Former Virginia state climatologist and global warming skeptic Pat Michaels ("Hurricane Pat," as we once fondly dubbed him) pops up in an email as someone that a scientist from the Lawrence Livermore National Laboratory in California would like to attack–- and not just in the latest issue of a peer-reviewed journal.
"I'm really sorry that you have to go through all this stuff," Benjamin Santer allegedly wrote a colleague. "Next time I see Pat Michaels at a scientific meeting, I'll be tempted to beat the crap out of him. Very tempted."

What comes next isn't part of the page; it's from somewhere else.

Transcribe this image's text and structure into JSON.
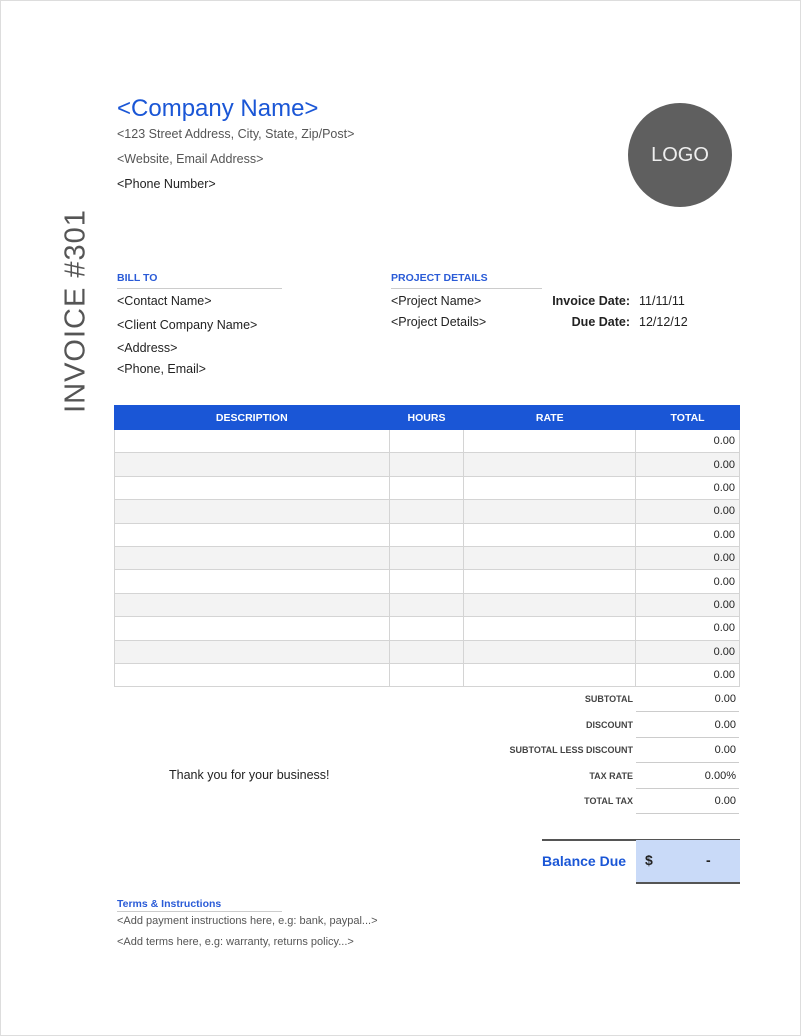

The electronic missives purloined from the University of East Anglia show researchers talking about fudging data and keeping skeptical views out of scholarly journals. Such inconvenient truths have already resulted in the resignation of the Dr. Phil Jones, head of climate research there, and they have given Michaels, who sorta got pushed out of Charlottesville for his own contrarian views, a new pulpit.
"I'd be surprised if his name didn't come up," says Jerry Stenger, director of UVA's climatology office, of his controversial former boss. "It's very common to discuss others' work."
Also common in scientific circles are "fierce disagreement and strong opinion," says Stenger. What's not so common: "not really following scientific method in significant ways."
Science 101 is that research needs to be reproducible, reminds Stenger. "It sounds like there's been some reluctance in some of the folks to make that data available so other researchers can analyze their conclusions," he says. "That's the most bothersome thing."
The hacked emails have "really muddied the water and made a lot of folks wonder how reliable [the data] are," says Stenger.
"That's the most worrisome," says Stenger. "That's not the way science is supposed to work. It's supposed to be transparent so that others can verify the work."
Stenger hesitates to predict the fall-out from Climategate, but he is willing to predict something interesting to Central Virginia: a colder than usual winter with the odds of a white Christmas one in three for the next three years.